The arena hosted the Big 12 men's basketball tournament in 2008 and in every year since 2010. It hosted the first and second rounds of the 2009 and 2013 NCAA men's tournaments, plus the regional rounds of the 2017 NCAA men's tournament and again in 2019 and 2023. In 2010 and 2018 the Kansas City regional of the NCAA Women's Division I Basketball Tournament was held here. Additionally, the Kansas Jayhawks men's basketball team traditionally plays a regular season non-conference game each year at the arena; between the Big 12 tournament and regular home games, the arena has gained the nickname "Allen Fieldhouse East" among KU fans. Missouri and Kansas State also occasionally play non-conference games at T-Mobile Center. To better accommodate the teams, the arena's main basketball court has a modular design where the logo at center court can be changed to that of the Jayhawks, Tigers, Wildcats, or left neutral.

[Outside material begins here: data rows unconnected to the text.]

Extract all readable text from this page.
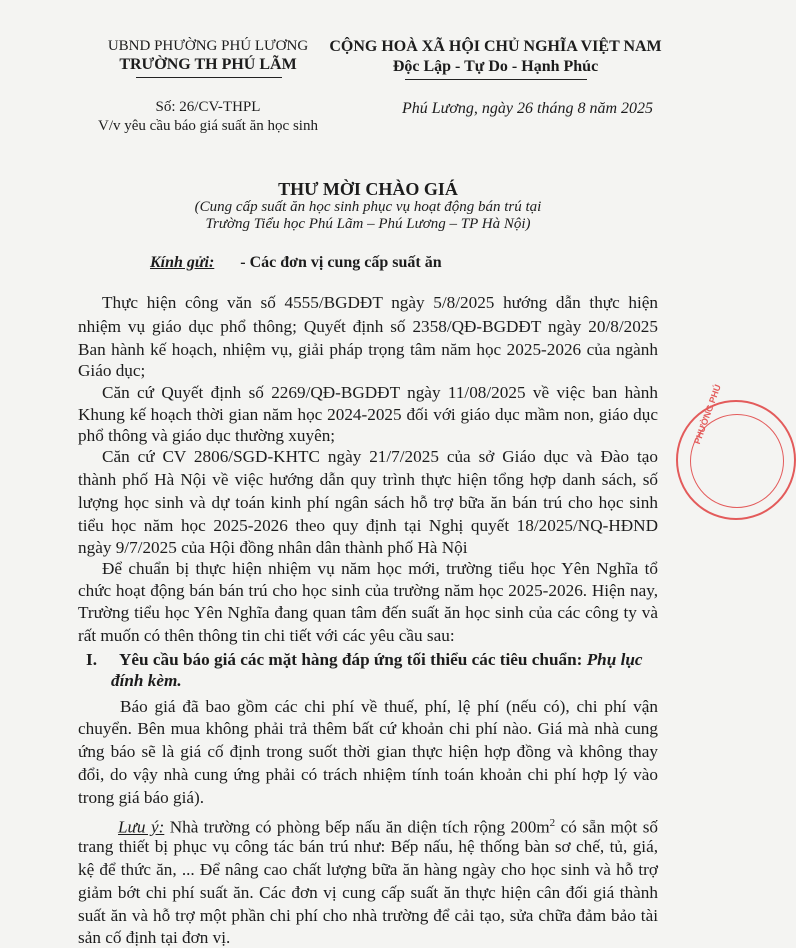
UBND PHƯỜNG PHÚ LƯƠNG
TRƯỜNG TH PHÚ LÃM
CỘNG HOÀ XÃ HỘI CHỦ NGHĨA VIỆT NAM
Độc Lập - Tự Do - Hạnh Phúc
Số: 26/CV-THPL
V/v yêu cầu báo giá suất ăn học sinh
Phú Lương, ngày 26 tháng 8 năm 2025
THƯ MỜI CHÀO GIÁ
(Cung cấp suất ăn học sinh phục vụ hoạt động bán trú tại
Trường Tiểu học Phú Lãm – Phú Lương – TP Hà Nội)
Kính gửi: - Các đơn vị cung cấp suất ăn
Thực hiện công văn số 4555/BGDĐT ngày 5/8/2025 hướng dẫn thực hiện
nhiệm vụ giáo dục phổ thông; Quyết định số 2358/QĐ-BGDĐT ngày 20/8/2025
Ban hành kế hoạch, nhiệm vụ, giải pháp trọng tâm năm học 2025-2026 của ngành
Giáo dục;
Căn cứ Quyết định số 2269/QĐ-BGDĐT ngày 11/08/2025 về việc ban hành
Khung kế hoạch thời gian năm học 2024-2025 đối với giáo dục mầm non, giáo dục
phổ thông và giáo dục thường xuyên;
Căn cứ CV 2806/SGD-KHTC ngày 21/7/2025 của sở Giáo dục và Đào tạo
thành phố Hà Nội về việc hướng dẫn quy trình thực hiện tổng hợp danh sách, số
lượng học sinh và dự toán kinh phí ngân sách hỗ trợ bữa ăn bán trú cho học sinh
tiểu học năm học 2025-2026 theo quy định tại Nghị quyết 18/2025/NQ-HĐND
ngày 9/7/2025 của Hội đồng nhân dân thành phố Hà Nội
Để chuẩn bị thực hiện nhiệm vụ năm học mới, trường tiểu học Yên Nghĩa tổ
chức hoạt động bán bán trú cho học sinh của trường năm học 2025-2026. Hiện nay,
Trường tiểu học Yên Nghĩa đang quan tâm đến suất ăn học sinh của các công ty và
rất muốn có thên thông tin chi tiết với các yêu cầu sau:
I. Yêu cầu báo giá các mặt hàng đáp ứng tối thiểu các tiêu chuẩn: Phụ lục
đính kèm.
Báo giá đã bao gồm các chi phí về thuế, phí, lệ phí (nếu có), chi phí vận
chuyển. Bên mua không phải trả thêm bất cứ khoản chi phí nào. Giá mà nhà cung
ứng báo sẽ là giá cố định trong suốt thời gian thực hiện hợp đồng và không thay
đổi, do vậy nhà cung ứng phải có trách nhiệm tính toán khoản chi phí hợp lý vào
trong giá báo giá).
Lưu ý: Nhà trường có phòng bếp nấu ăn diện tích rộng $200m^2$ có sẵn một số
trang thiết bị phục vụ công tác bán trú như: Bếp nấu, hệ thống bàn sơ chế, tủ, giá,
kệ để thức ăn, ... Để nâng cao chất lượng bữa ăn hàng ngày cho học sinh và hỗ trợ
giảm bớt chi phí suất ăn. Các đơn vị cung cấp suất ăn thực hiện cân đối giá thành
suất ăn và hỗ trợ một phần chi phí cho nhà trường để cải tạo, sửa chữa đảm bảo tài
sản cố định tại đơn vị.
PHƯỜNG PHÚ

The arena held Missouri's first UFC event for UFC on Fox: Johnson vs. Reis on April 15, 2017. On April 15, 2023, the UFC returned to the arena for UFC on ESPN: Holloway vs. Allen. The promotion returned on April 26, 2025 for UFC on ESPN: Machado Garry vs. Prates. Professional wrestling events have occasionally been held at T-Mobile Center, including WWE, and All Elite Wrestling.
It hosted the former Kansas City Command of the Arena Football League (AFL).

The venue was a regular stop for the Professional Bull Riders (PBR)'s Premier Series for several years. Since 2022, it serves as the home venue of the PBR's Kansas City Outlaws during the PBR Team Series season held in the summer and autumn. In April 2025, in recognition of the acquisition of PBR by TKO Group as part of a reorganization by Endeavor, all three of TKO's main divisions—PBR, UFC, and WWE—hosted events on April 24, 26, and 28. The events, billed as TKO Takeover, consisted of a PBR Knockout Missouri vs. The World event, UFC on ESPN: Machado Garry vs. Prates, and WWE Raw.